If you want to understand which company will win in an EdTech product category, look past the front-end experience and ask where the assessment signal comes from. The front-end — the interface, the content presentation, the student interaction design — is visible and differentiable, which is why most EdTech product discussions focus on it. But the assessment signal is what makes adaptation possible, and the quality of the assessment infrastructure determines the ceiling on every adaptive experience the product can offer. A beautiful learning interface with a weak assessment layer will produce engagement data; it will not produce instructional intelligence.
Assessment in education serves at least three distinct functions that matter for anyone building AI tools in the sector. The first is measurement: determining what a student knows or can do at a point in time, typically to inform a reporting or placement decision. The second is diagnosis: identifying the specific knowledge gaps or misconceptions that are causing performance difficulties, to inform targeted intervention. The third is feedback generation: producing information that changes what the student does next — whether that's a worked example, a different problem type, additional practice on a prerequisite skill, or a branching discussion activity. Most EdTech products handle the first function reasonably well. The second requires a calibrated item bank and a knowledge model that can infer specific gap patterns from response data. The third requires a closed feedback loop architecture where assessment outputs directly drive instructional decisions.

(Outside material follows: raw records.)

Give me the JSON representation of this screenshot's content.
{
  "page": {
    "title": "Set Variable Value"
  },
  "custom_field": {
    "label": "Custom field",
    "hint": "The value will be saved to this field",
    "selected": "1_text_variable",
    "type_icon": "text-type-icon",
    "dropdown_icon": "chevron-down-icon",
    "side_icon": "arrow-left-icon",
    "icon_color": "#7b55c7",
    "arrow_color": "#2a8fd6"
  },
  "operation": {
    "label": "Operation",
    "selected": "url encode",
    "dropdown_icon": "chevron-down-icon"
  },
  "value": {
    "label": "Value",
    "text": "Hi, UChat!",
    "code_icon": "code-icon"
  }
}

Building assessment infrastructure that handles all three functions well is genuinely difficult and time-consuming. The calibration problem is probably the hardest: to know whether an item is appropriately difficult for a given curriculum node, and to use student responses to that item diagnostically, you need a large enough response population to estimate item difficulty parameters with statistical confidence. Building that response population requires deployment at scale, which requires having a product that institutions adopt first. The chicken-and-egg problem explains why well-calibrated assessment item banks have historically been assets owned by large publishers and testing organisations, not by EdTech startups. Learnosity's position in the market — an assessment engine API with a large installed base and years of calibration data — is defensible precisely because that data accumulation is not something a new entrant can shortcut.
The AI layer changes what's possible with assessment data in specific ways. Large language models can generate new assessment items at scale and tag them to curriculum standards with reasonable accuracy, substantially reducing the cost of expanding an item bank. They can also generate item variants — alternative surface-level presentations of the same underlying construct — which is important for preventing the item exposure effects that degrade the validity of repeated-use item banks. Retrieval-augmented generation approaches can be used to provide explanatory feedback on student responses that is specific to the item and the student's answer, rather than generic "try again" or "correct" feedback. These are genuinely useful applications, but they all depend on having the underlying assessment infrastructure — the item bank, the curriculum tag taxonomy, the response data schema — that allows AI generation and AI feedback to be grounded in curriculum-relevant constructs rather than free-floating language model outputs.
The investment thesis we hold about assessment infrastructure is that the companies which own the calibrated item bank, the curriculum knowledge graph, and the response data model are building a position that compounds over time in ways that application-layer companies don't. Every additional institutional deployment enriches the calibration data. Every new curriculum standard integration extends the tag taxonomy. Every AI tutoring product that integrates the assessment API adds to the response corpus. The network effects are real, if slow to build. For early-stage investors, the implication is to look for assessment infrastructure companies that are making the right long-term architectural bets — open APIs, standards-aligned curriculum tagging, psychometric rigour — even when early-stage traction looks slower than a consumer-facing application would produce.